Mauritius Football Association
- Short name: MFA
- Founded: 1952
- Headquarters: Plaines Wilhems District
- FIFA affiliation: 1964
- CAF affiliation: 1965
- President: Samir Sobha
- Website: mauritiusfa.mu

= Mauritius Football Association =

Governing body of association football in Mauritius

The Mauritius Football Association (MFA) is the governing body of football in Mauritius. It was founded in 1952, affiliated to FIFA in 1964 and to CAF in 1965. The association was formerly known as the Mauritius Sports Association but renamed to Mauritius Football Association in 1984 through the introduction of a Sports Act by the government. The founding members of the association were FC Dodo, Faucon Flacq SC (now renamed Flacq SC), CSC, Hounds, Royal College of Curepipe, and Saint Joseph College, all of which were based in Curepipe and, with the exception of Flacq SC, have since ceased to exist. The Mauritius Football Association organizes the national football league and the national team.

==Problems faced by the MFA==

The association has undergone numerous upheavals over the years, its troubles ranging from perpetual financial shortages to constant changes of presidents, and has been criticized by various quarters for failing to stem the decline of football in Mauritius.
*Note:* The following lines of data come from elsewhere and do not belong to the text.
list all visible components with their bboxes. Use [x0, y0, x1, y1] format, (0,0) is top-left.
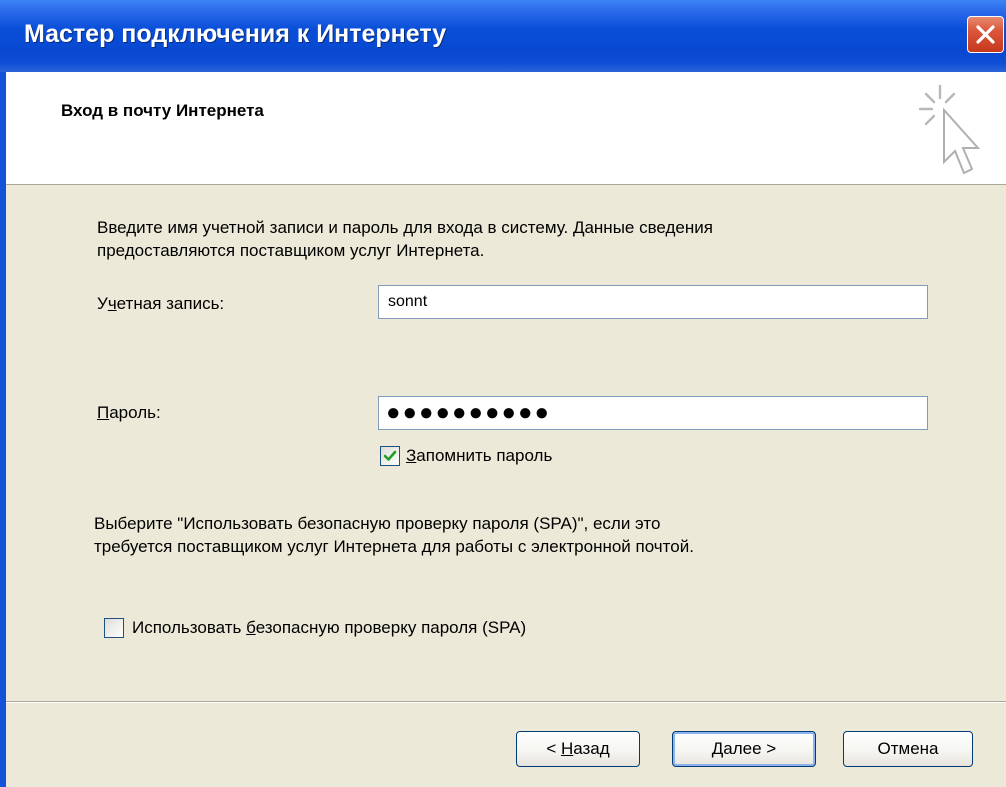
account-label-accesskey: ч — [107, 294, 117, 313]
window-title: Мастер подключения к Интернету — [24, 20, 447, 48]
account-label-prefix: У — [97, 294, 108, 313]
password-label-accesskey: П — [97, 403, 110, 422]
checkmark-icon — [383, 450, 397, 461]
next-label-rest: алее > — [723, 739, 777, 758]
spa-checkbox[interactable] — [104, 618, 124, 638]
spa-label[interactable]: Использовать безопасную проверку пароля … — [132, 618, 526, 638]
close-icon — [976, 25, 995, 44]
intro-line-2: предоставляются поставщиком услуг Интерн… — [97, 241, 485, 260]
account-input[interactable] — [378, 285, 928, 319]
account-label-rest: етная запись: — [116, 294, 225, 313]
cancel-label: Отмена — [877, 739, 939, 758]
spa-label-prefix: Использовать — [132, 618, 247, 637]
account-label: Учетная запись: — [97, 294, 224, 314]
spa-description: Выберите "Использовать безопасную провер… — [94, 512, 974, 558]
next-button[interactable]: Далее > — [672, 731, 816, 767]
password-label-rest: ароль: — [109, 403, 161, 422]
remember-password-checkbox[interactable] — [380, 446, 400, 466]
spa-accesskey: б — [246, 618, 256, 637]
wizard-header: Вход в почту Интернета — [6, 72, 1006, 185]
back-label-rest: азад — [573, 739, 610, 758]
intro-line-1: Введите имя учетной записи и пароль для … — [97, 218, 713, 237]
title-bar[interactable]: Мастер подключения к Интернету — [0, 0, 1006, 72]
password-input[interactable] — [378, 396, 928, 430]
close-button[interactable] — [967, 16, 1004, 53]
remember-label-rest: апомнить пароль — [416, 446, 553, 465]
cancel-button[interactable]: Отмена — [843, 731, 973, 767]
page-heading: Вход в почту Интернета — [61, 101, 264, 120]
spa-line-1: Выберите "Использовать безопасную провер… — [94, 514, 661, 533]
spa-line-2: требуется поставщиком услуг Интернета дл… — [94, 537, 694, 556]
spa-label-rest: езопасную проверку пароля (SPA) — [255, 618, 527, 637]
wizard-cursor-icon — [918, 84, 981, 175]
remember-accesskey: З — [406, 446, 417, 465]
back-prefix: < — [546, 739, 561, 758]
password-label: Пароль: — [97, 403, 161, 423]
next-accesskey: Д — [711, 739, 724, 758]
back-button[interactable]: < Назад — [516, 731, 640, 767]
remember-password-label[interactable]: Запомнить пароль — [406, 446, 552, 466]
intro-text: Введите имя учетной записи и пароль для … — [97, 216, 957, 262]
back-accesskey: Н — [560, 739, 574, 758]
footer-separator — [6, 701, 1006, 703]
wizard-window: Мастер подключения к Интернету Вход в по… — [0, 0, 1006, 787]
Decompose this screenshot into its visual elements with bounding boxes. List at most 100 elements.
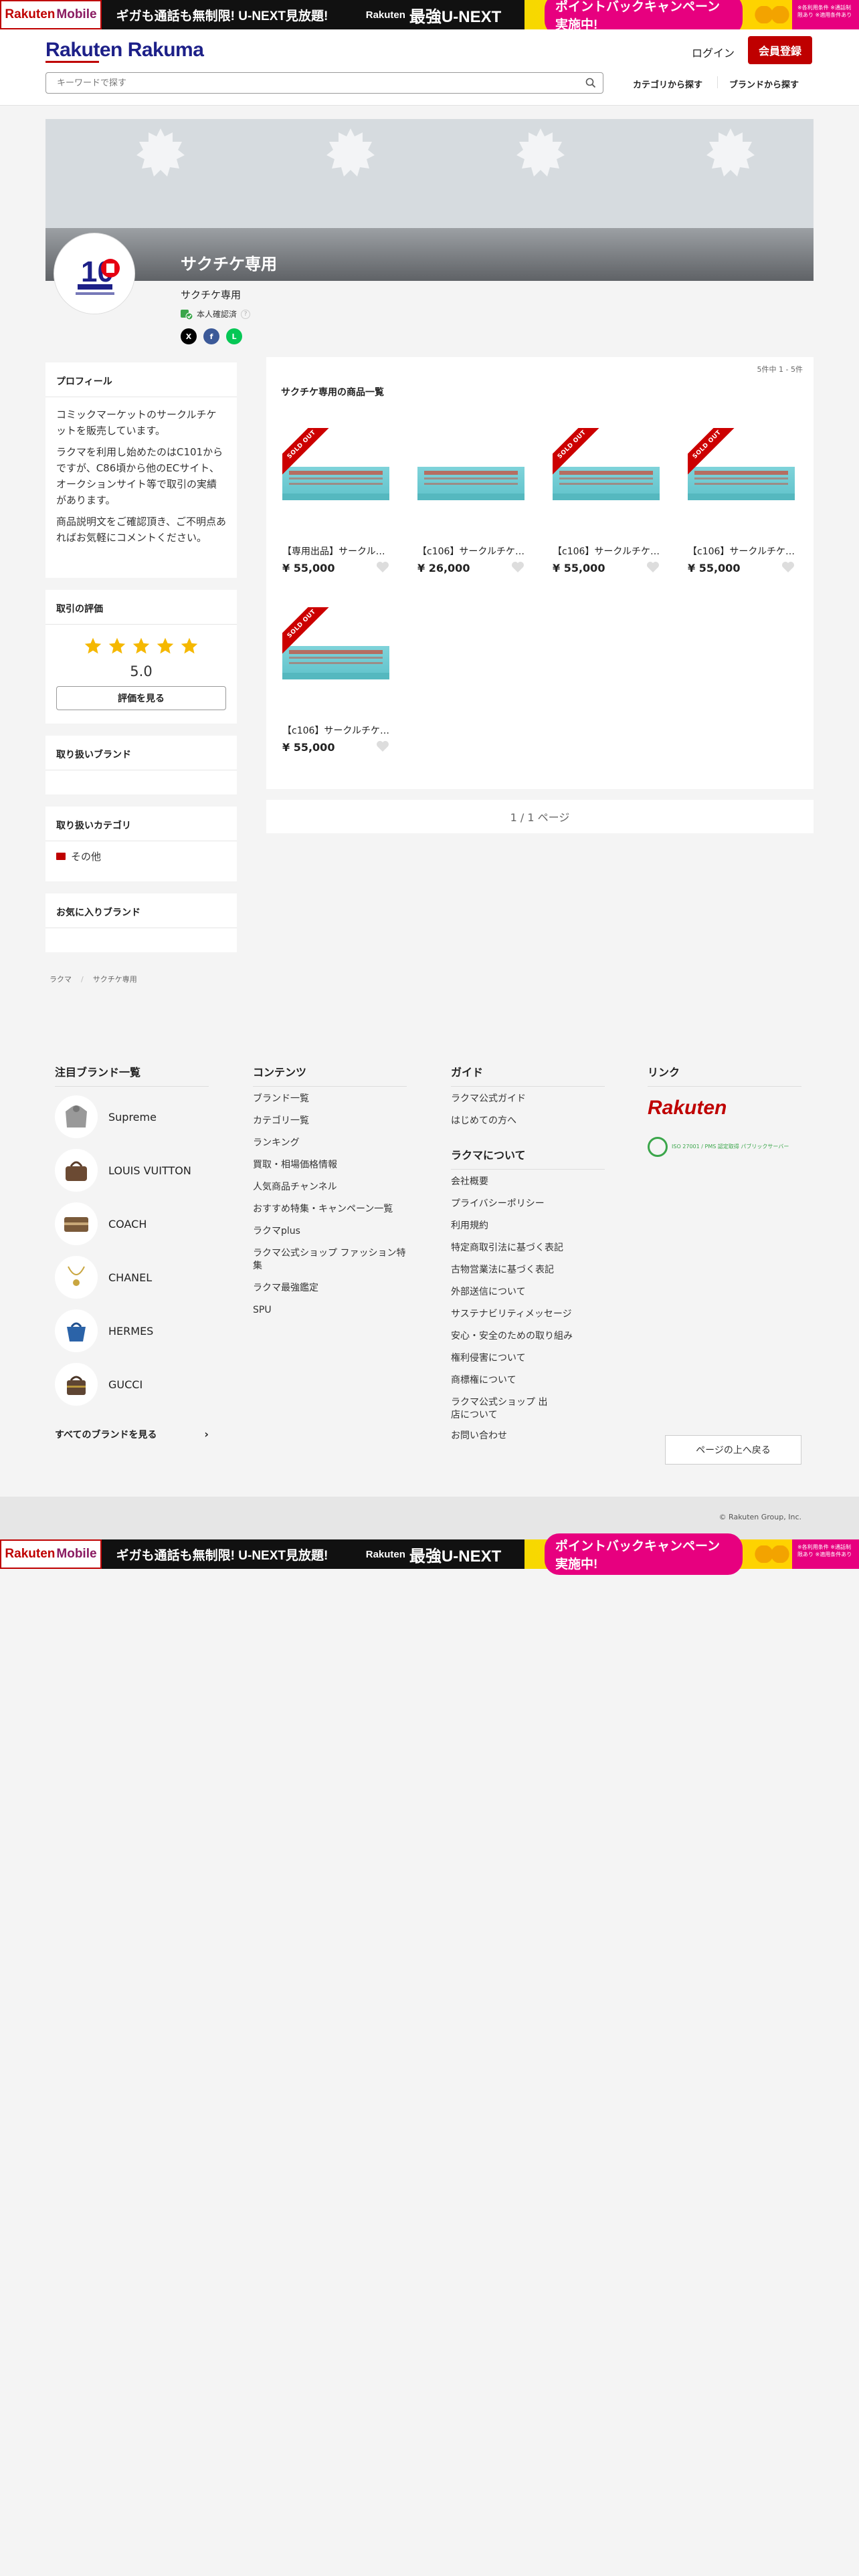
rakuten-logo[interactable]: Rakuten (648, 1097, 727, 1119)
nav-category-link[interactable]: カテゴリから探す (633, 78, 702, 90)
product-image[interactable]: SOLD OUT (282, 607, 389, 714)
product-image[interactable]: SOLD OUT (282, 428, 389, 535)
rating-card: 取引の評価 5.0 評価を見る (45, 590, 237, 724)
nav-brand-link[interactable]: ブランドから探す (729, 78, 799, 90)
share-line-icon[interactable]: L (226, 328, 242, 344)
promo-unext: Rakuten 最強U-NEXT (365, 7, 502, 26)
breadcrumb-home-link[interactable]: ラクマ (50, 974, 72, 984)
signup-button[interactable]: 会員登録 (748, 36, 812, 64)
share-x-icon[interactable]: X (181, 328, 197, 344)
flower-pattern-icon (326, 128, 375, 177)
copyright-text: © Rakuten Group, Inc. (719, 1513, 801, 1521)
footer-brand-coach[interactable]: COACH (55, 1202, 147, 1245)
footer-brand-supreme[interactable]: Supreme (55, 1095, 157, 1138)
footer-link[interactable]: 安心・安全のための取り組み (451, 1330, 611, 1343)
footer-link[interactable]: ラクマ公式ショップ 出店について (451, 1396, 551, 1422)
pagination: 1 / 1 ページ (266, 800, 814, 833)
product-name[interactable]: 【専用出品】サークルチケット (282, 544, 389, 558)
product-name[interactable]: 【c106】サークルチケット (282, 724, 389, 737)
footer-link[interactable]: 外部送信について (451, 1286, 611, 1299)
footer-about-title: ラクマについて (451, 1146, 605, 1170)
footer-link[interactable]: プライバシーポリシー (451, 1198, 611, 1210)
heart-icon[interactable] (376, 740, 389, 752)
footer-link[interactable]: ブランド一覧 (253, 1093, 413, 1105)
product-card[interactable]: SOLD OUT 【専用出品】サークルチケット ¥ 55,000 (282, 428, 389, 574)
footer-link[interactable]: ラクマ公式ガイド (451, 1093, 611, 1105)
rating-title: 取引の評価 (45, 590, 237, 625)
privacy-mark-badge[interactable]: ISO 27001 / PMS 認定取得 パブリックサーバー (648, 1137, 789, 1157)
brands-card: 取り扱いブランド (45, 736, 237, 794)
product-image[interactable]: SOLD OUT (553, 428, 660, 535)
login-link[interactable]: ログイン (692, 44, 735, 60)
categories-card: 取り扱いカテゴリ その他 (45, 807, 237, 881)
footer-link[interactable]: 古物営業法に基づく表記 (451, 1264, 611, 1277)
footer-link[interactable]: 商標権について (451, 1374, 611, 1387)
product-price: ¥ 55,000 (553, 562, 605, 574)
search-icon[interactable] (585, 78, 596, 88)
footer-link[interactable]: ラクマ最強鑑定 (253, 1282, 413, 1295)
star-icon (108, 637, 126, 654)
footer-brand-hermes[interactable]: HERMES (55, 1309, 153, 1352)
footer-link[interactable]: カテゴリ一覧 (253, 1115, 413, 1128)
footer-link[interactable]: 特定商取引法に基づく表記 (451, 1242, 611, 1255)
heart-icon[interactable] (511, 561, 524, 573)
product-card[interactable]: SOLD OUT 【c106】サークルチケット ¥ 55,000 (282, 607, 389, 754)
back-to-top-button[interactable]: ページの上へ戻る (665, 1435, 801, 1465)
promo-banner-top[interactable]: Rakuten Mobile ギガも通話も無制限! U-NEXT見放題! Raku… (0, 0, 859, 35)
footer-link[interactable]: はじめての方へ (451, 1115, 611, 1128)
brands-card-title: 取り扱いブランド (45, 736, 237, 770)
heart-icon[interactable] (781, 561, 795, 573)
product-name[interactable]: 【c106】サークルチケット (417, 544, 524, 558)
product-list-title: サクチケ専用の商品一覧 (281, 387, 384, 398)
footer-brand-louis-vuitton[interactable]: LOUIS VUITTON (55, 1149, 191, 1192)
promo-text: ギガも通話も無制限! U-NEXT見放題! (116, 1548, 328, 1563)
rating-value: 5.0 (130, 663, 153, 679)
product-card[interactable]: 【c106】サークルチケット ¥ 26,000 (417, 428, 524, 574)
footer-link[interactable]: ランキング (253, 1137, 413, 1150)
heart-icon[interactable] (646, 561, 660, 573)
search-box (45, 72, 603, 94)
search-input[interactable] (46, 73, 568, 93)
shop-name: サクチケ専用 (181, 289, 242, 301)
product-card[interactable]: SOLD OUT 【c106】サークルチケット ¥ 55,000 (688, 428, 795, 574)
footer-link[interactable]: 買取・相場価格情報 (253, 1159, 413, 1172)
coins-icon (752, 6, 792, 23)
rakuma-logo[interactable]: Rakuten Rakuma (45, 39, 204, 63)
footer-link[interactable]: お問い合わせ (451, 1430, 611, 1442)
profile-text: コミックマーケットのサークルチケットを販売しています。 ラクマを利用し始めたのは… (56, 409, 226, 544)
product-name[interactable]: 【c106】サークルチケット (553, 544, 660, 558)
favorite-brands-card: お気に入りブランド (45, 893, 237, 952)
footer-link[interactable]: 権利侵害について (451, 1352, 611, 1365)
footer-link[interactable]: 人気商品チャンネル (253, 1181, 413, 1194)
product-image[interactable] (417, 428, 524, 535)
footer-link[interactable]: 会社概要 (451, 1176, 611, 1188)
rating-stars (45, 637, 237, 655)
product-name[interactable]: 【c106】サークルチケット (688, 544, 795, 558)
all-brands-link[interactable]: すべてのブランドを見る › (55, 1428, 209, 1441)
category-item-other[interactable]: その他 (45, 841, 237, 871)
promo-campaign: ポイントバックキャンペーン実施中! (524, 0, 792, 35)
footer-link[interactable]: ラクマ公式ショップ ファッション特集 (253, 1247, 413, 1273)
star-icon (132, 637, 150, 654)
footer-brands-title: 注目ブランド一覧 (55, 1063, 209, 1087)
product-price: ¥ 55,000 (688, 562, 741, 574)
flower-pattern-icon (516, 128, 565, 177)
heart-icon[interactable] (376, 561, 389, 573)
footer-link[interactable]: おすすめ特集・キャンペーン一覧 (253, 1203, 413, 1216)
footer-brand-chanel[interactable]: CHANEL (55, 1256, 152, 1299)
footer-link[interactable]: 利用規約 (451, 1220, 611, 1232)
promo-fineprint: ※各利用条件 ※通話制限あり ※適用条件あり (792, 0, 859, 29)
footer-link[interactable]: サステナビリティメッセージ (451, 1308, 611, 1321)
product-image[interactable]: SOLD OUT (688, 428, 795, 535)
share-facebook-icon[interactable]: f (203, 328, 219, 344)
view-reviews-button[interactable]: 評価を見る (56, 686, 226, 710)
footer-brand-gucci[interactable]: GUCCI (55, 1363, 142, 1406)
rakuten-mobile-logo: Rakuten Mobile (0, 0, 102, 29)
help-icon[interactable]: ? (241, 309, 251, 319)
footer-link[interactable]: SPU (253, 1304, 413, 1317)
footer-guide-title: ガイド (451, 1063, 605, 1087)
promo-banner-bottom[interactable]: Rakuten Mobile ギガも通話も無制限! U-NEXT見放題! Raku… (0, 1533, 859, 1575)
product-price: ¥ 55,000 (282, 741, 335, 754)
footer-link[interactable]: ラクマplus (253, 1225, 413, 1238)
product-card[interactable]: SOLD OUT 【c106】サークルチケット ¥ 55,000 (553, 428, 660, 574)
Although football continues to be the most popular sport in the country, the majority of domestic league matches attract very few spectators (sometimes less than a handful), earning the clubs and the MFA very little income and leaving the players without the motivation to showcase their skills. The focus of the sport's popularity has instead almost completely shifted to the English Premier League, which is considered far more exciting due to the high quality of football on display and the presence of numerous world-famous stars. National and International television networks beam Premier League matches into the living rooms multiple times every week, adding to the erosion of interest in local football.

The decline in popularity of domestic football is also attributed to the Mauritian Premier League's major restructuring prior to the 2000/2001 season. The restructuring was aimed at preventing the recurrence of the violent riots that rocked the country during the final match, the championship decider, of the Mauritian League season on 23 May 1999 between Fire Brigade Sports Club (now renamed as Pamplemousses SC) and Scouts Club (renamed as Port Louis Sporting Club). A controversial penalty awarded to Fire Brigade SC, a Creole club, ensured their win over the Muslim-supported Scouts Club, leading to 1999 L'Amicale riots which lasted for 3 days and killed 7 people. The events shook the nation and led to the government imposing an 18-month ban on all footballing activities in the country, with only the national team permitted to play during this period. The restructure, which was an effort to de-ethnicize local clubs, required the "regionalization" of clubs, with teams now being formed on the basis of region instead of ethnicity or religion. Although the move achieved the desired results in terms of reduction in violent conflicts, it also removed the traditional rivalry among fans, resulting in loss of interest and support. In fact, many locals believe that the resurrection of Mauritian football lies in permitting the formation of clubs on the basis of ethnicity or religion.

In May 2013, Mauritius Football Association President Dinnanathlall Persunnoo was accused of match fixing.

In August 2021, police launched an investigation after a recording device was found in the women's toilets at the Mauritius FA headquarters. Later that month, two board members stepped down over the MFA's handling of the accusations.